Let's say that the measurements roughly follow sigmoid curves in time with parameters base (level before step), height (increase in level after step), stretch (duration of the step) and t50 (the time where the level is base + height/2). I model these in the code below, which returns a size [t, c] numpy ndarray measurements with t time points (experiments) and c values per time point:

import numpy as np;
import matplotlib.pyplot as plt;

# lifted, scaled, stretched and shifted sigmoid
def lssig ( t, base, height, stretch, t50 ):
return base + height / ( 1 + np.exp ( -1/stretch * ( t - t50 ) ) );

# number of curves per experiment
numcurves = 10;

# number of experiments (time pts)
num_experiments = 20;

# timepoints (with simulated variability in timing)
time_jitter = 2;
tstart  = np.linspace   ( -10, 30, num = num_experiments );
tstart += time_jitter * np.random.rand ( num_experiments );

# measurements + added noise (this is added noise, not the variability in the estimates)
measurements  = np.ndarray       ( shape = ( num_experiments, numcurves ) );
measure_noise = np.random.normal ( 0, .2,  ( num_experiments, numcurves ) );

# Variability of model parameters between curves:   
# par_spreading [0] -> variability in base (start value)
# par_spreading [1] -> variability in height (end - start)
# par_spreading [2] -> variability in stretch (duration of step)
# par_spreading [3] -> variability in t50 (middle of step)
par_spreading = np.ones ( 4 );

# parameters of the model:   
# every curve can have its own parameters, variability between curves 
# is given by the par_spreading value (see above) for that parameter    
height  = 8 * np.ones ( numcurves ) + par_spreading [0] * np.random.rand ( numcurves);
base    = 2 * np.ones ( numcurves ) + par_spreading [1] * np.random.rand ( numcurves);
stretch = 4 * np.ones ( numcurves ) + par_spreading [2] * np.random.rand ( numcurves);
t50     = 9 * np.ones ( numcurves ) + par_spreading [2] * np.random.rand ( numcurves);

# fill the measurement array
for t in range(num_experiments):
    for c in range (numcurves):
    
        measurements[ t, c ] = lssig ( tstart [t],
                                     base  [c], 
                                     height   [c],
                                     stretch   [c],
                                     t50 [c],
                                     );
measurements += measure_noise;
   
# plot curves per subject
plt.plot ( tstart, measurements );
plt.show ();

different time points (from left to right) with different experiments at each point (different colours)
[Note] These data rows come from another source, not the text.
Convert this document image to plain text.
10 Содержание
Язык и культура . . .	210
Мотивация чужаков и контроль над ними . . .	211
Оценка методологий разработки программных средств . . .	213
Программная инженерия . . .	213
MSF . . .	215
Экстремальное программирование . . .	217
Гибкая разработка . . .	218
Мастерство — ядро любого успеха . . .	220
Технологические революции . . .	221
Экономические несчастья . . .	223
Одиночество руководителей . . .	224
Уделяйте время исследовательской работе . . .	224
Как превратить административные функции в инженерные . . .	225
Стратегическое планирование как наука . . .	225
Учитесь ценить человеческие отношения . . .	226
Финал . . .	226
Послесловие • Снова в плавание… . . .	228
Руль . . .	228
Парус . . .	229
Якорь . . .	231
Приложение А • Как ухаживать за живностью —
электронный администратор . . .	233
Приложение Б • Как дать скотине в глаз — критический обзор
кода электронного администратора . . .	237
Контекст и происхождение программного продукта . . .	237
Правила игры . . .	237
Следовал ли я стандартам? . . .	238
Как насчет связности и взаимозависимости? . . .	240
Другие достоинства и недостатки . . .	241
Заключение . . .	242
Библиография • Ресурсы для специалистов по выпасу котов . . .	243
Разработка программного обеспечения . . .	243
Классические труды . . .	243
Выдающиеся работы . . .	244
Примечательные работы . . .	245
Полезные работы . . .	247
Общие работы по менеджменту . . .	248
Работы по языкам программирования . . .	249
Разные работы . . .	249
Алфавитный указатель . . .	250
There is a very nice page with examples of using least_squares, where 1 sigmoid is fitted, and the parameters of the sigmoid are passed in an array theta. Using that recipe I can fit the curve of the 1st experiment at every time point measurements[:,0]:

from scipy.optimize import least_squares;

# point on the sigmoid, using array theta for parameters
def y ( theta, t ):
    return theta[0] + theta[1] / ( 1 + np.exp ( -1/theta[2] * ( t - theta[3] ) ) );

# objective function for least_squares: difference between noisy data & model
def fun(theta):
    return y(theta, tstart) - measurements[:,0];

# start with values for base, step, stretch and t50
theta0 = [8,2,4,9];
res1   = least_squares(fun, theta0);

# show the parameters & plot the functions
print      ( 'real: {}, estimated: {}'.format ( [ base[0], height[0], stretch[0], t50[0] ],             res1.x ) );
#
plt.plot   (  tstart, measurements[:,0],  tstart, y(res1.x,tstart) );
plt.legend ( ('noisy', 'lsq' ) );
plt.show   ( );

The reason that I used the 4 separate parameters in the code above is that base can either be a single scalar (same for all curves per experiment) or an array (each curve has an individual base value). Is it possible to use least_squares this way? Or do all the parameters need to be put in on 1D array?
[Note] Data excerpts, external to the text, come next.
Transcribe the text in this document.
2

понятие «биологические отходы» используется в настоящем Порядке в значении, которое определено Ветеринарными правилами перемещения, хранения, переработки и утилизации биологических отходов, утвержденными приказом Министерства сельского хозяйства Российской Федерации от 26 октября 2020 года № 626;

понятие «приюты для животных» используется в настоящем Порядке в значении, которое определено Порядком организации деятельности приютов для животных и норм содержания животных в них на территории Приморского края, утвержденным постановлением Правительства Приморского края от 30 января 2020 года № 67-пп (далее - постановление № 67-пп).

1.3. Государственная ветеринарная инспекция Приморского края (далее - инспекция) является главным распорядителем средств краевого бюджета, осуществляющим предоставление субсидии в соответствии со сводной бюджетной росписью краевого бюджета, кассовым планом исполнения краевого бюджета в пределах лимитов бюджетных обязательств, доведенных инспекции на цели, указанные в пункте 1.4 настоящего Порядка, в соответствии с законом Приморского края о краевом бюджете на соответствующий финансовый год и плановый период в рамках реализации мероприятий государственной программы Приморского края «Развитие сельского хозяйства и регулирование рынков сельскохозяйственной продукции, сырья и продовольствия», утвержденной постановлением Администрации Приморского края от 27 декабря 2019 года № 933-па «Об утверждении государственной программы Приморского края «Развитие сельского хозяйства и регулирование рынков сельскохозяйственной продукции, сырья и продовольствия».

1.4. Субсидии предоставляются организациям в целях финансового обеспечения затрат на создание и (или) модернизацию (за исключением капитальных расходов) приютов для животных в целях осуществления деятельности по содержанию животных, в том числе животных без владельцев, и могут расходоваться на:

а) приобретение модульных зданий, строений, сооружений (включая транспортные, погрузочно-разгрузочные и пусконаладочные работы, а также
It is possible to flatten the array of parameters (like with theta) but that becomes incredibly messy because in the model where every experiment has its own base parameter, the second parameter would be a value for base, but in the model where there is one base parameter for all experiments, the second value in the array would be a value for height, and so on.

Ideally the parameters would still be separated, so that their length could vary independently. Is there an administratively traceable / aesthetically pleasing way to do this?


Solution

  • Maybe you could reduce a lot your question's length and increase readability by giving a minimal reproducible example! ;)

    If I understood well your issue:

    To avoid to handle a "messy" set of parameters, I often create two small functions such as param2minimizer and its opposite minimizer2param. These functions make the job of organizing all the parameters for the minimizer. The code is then much easier to understand.

    For example, let's say you want to optimize any number of [base,height] couples

    def param2minimizer(bases,heights):
        return np.concatenate((bases,heights))
    
    def minimizer2param(m):
        L = len(m)
        if L%2: raise ValueError("Incompatible length")
        bases = m[0:L//2]
        heights = m[L//2:]
        return bases, heights
    

    You can modify these two functions to match exactly your needs.

    Regarding your question on the number of dimensions of the minimizing variables, you may have a look at the documentation of least_squares. I think it is a better habit to systematically give a vector (1D) and not a matrix (2D), even if a specific minimizer would be 2D permissive. Some minimizers are only 1D permissive, moreover the optimization algorithms are theoretically and often numerically described on a 1D vector of variables. It is safer to use 1D and it conforms more to the usage.